As of 2022, the 15-minute instant grocery startup Fridge No More is no more. The service was launched in Brooklyn in 2020 and deliveries were primarily made via electric bikes around the city. The small volume of inventory held at the company’s “storefronts” as well as its policy of no minimum purchase amounts are just a few things that made it a more convenient and cheaper grocery option, according to co-founders Pavel Danilov and Anton Gladkoborodov.

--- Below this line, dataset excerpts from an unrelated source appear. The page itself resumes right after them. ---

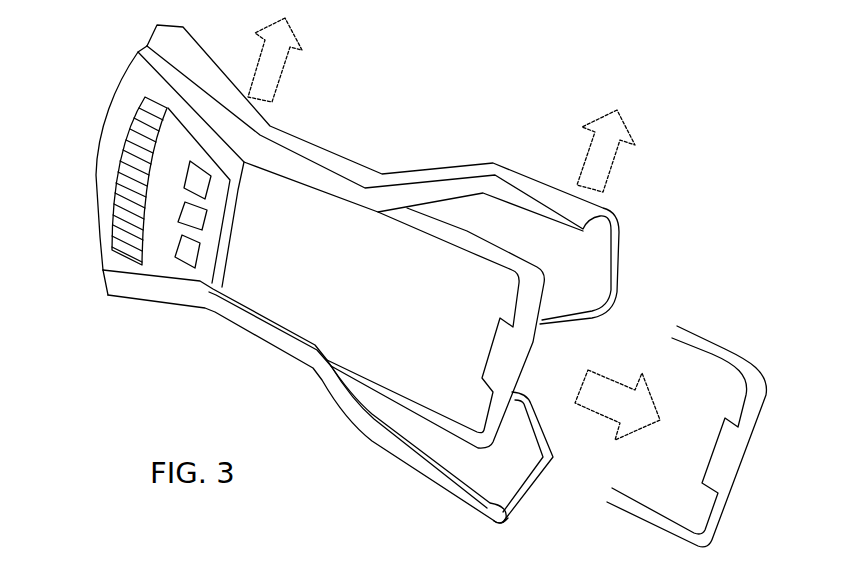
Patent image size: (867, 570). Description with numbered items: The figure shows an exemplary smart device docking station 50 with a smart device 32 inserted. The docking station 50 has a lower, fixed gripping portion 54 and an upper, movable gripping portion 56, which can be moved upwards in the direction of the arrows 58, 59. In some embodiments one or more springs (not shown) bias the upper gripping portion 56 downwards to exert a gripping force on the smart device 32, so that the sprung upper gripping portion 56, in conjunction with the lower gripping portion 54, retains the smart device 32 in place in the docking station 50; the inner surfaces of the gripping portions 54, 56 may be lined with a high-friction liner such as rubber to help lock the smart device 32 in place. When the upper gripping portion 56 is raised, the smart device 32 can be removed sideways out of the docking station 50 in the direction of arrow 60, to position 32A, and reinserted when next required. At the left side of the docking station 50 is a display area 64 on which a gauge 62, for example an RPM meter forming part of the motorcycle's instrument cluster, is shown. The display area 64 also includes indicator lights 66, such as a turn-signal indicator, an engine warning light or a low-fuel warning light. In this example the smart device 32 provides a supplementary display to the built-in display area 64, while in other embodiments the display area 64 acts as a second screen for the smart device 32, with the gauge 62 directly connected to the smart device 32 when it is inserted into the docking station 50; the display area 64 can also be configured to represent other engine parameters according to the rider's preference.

The docking station 50 is at (84, 70).
The smart device 32 is at (527, 357).
The position 32A is at (747, 450).
The lower gripping portion 54 is at (323, 383).
The upper gripping portion 56 is at (348, 157).
The arrow 58 is at (282, 78).
The arrow 59 is at (615, 168).
The arrow 60 is at (592, 413).
The gauge 62 is at (115, 235).
The display area 64 is at (96, 185).
The indicator lights 66 is at (179, 268).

As this unique business model started to catch on, Fridge No More was able to expand its reach to other neighborhoods in the Big Apple and to Boston as well.
Unfortunately, Fridge No More was forced to pull the plug in March after discussions with DoorDash to potentially buy some of the company’s assets dried up. Bloomberg was reportedly able to review Slack communications from Fridge No More CEO Pavel Danilov to employees following the failed DoorDash deal. Danilov’s message said that “Investors were concerned about growing competition and about bad order economics” and announced the immediate closure of the business.
Alternatively, in a final Instagram post, the Fridge No More account explains its hasty decision to close the business was due to “growing competition and other industry related issues.”
Over on the West Coast, 2022 was additionally not kind to San Francisco delivery startup Zero Grocery. For Zero Grocery, founded in 2019, the name of the game wan’t rapid grocery deliveries in minutes. Instead, it’s purpose was to fulfill deliveries with zero-waste as the company placed a strong emphasis on sustainability. In its heyday during the peak of the pandemic, the company served multiple food vendors within the city’s iconic Ferry Building as well as many other customers in the Bay area.
Ultimately, proper funding was the company’s kryptonite and Zero Grocery officially folded on March 4. “With great regret, effective immediately, Zero will be shutting its doors and stopping all further deliveries,” the startup’s Instagram page shared. “How did this happen? Fundraising has always been the biggest battle we have faced. Unfortunately, it’s the battle we’ve lost.”
This news was sudden and came as a shock to many as Zero Grocery had just raised $12 million in funding the month prior. Zero Grocery’s swift closure additionally left multiple San Francisco area business owners with unsettled bills, according to local sources.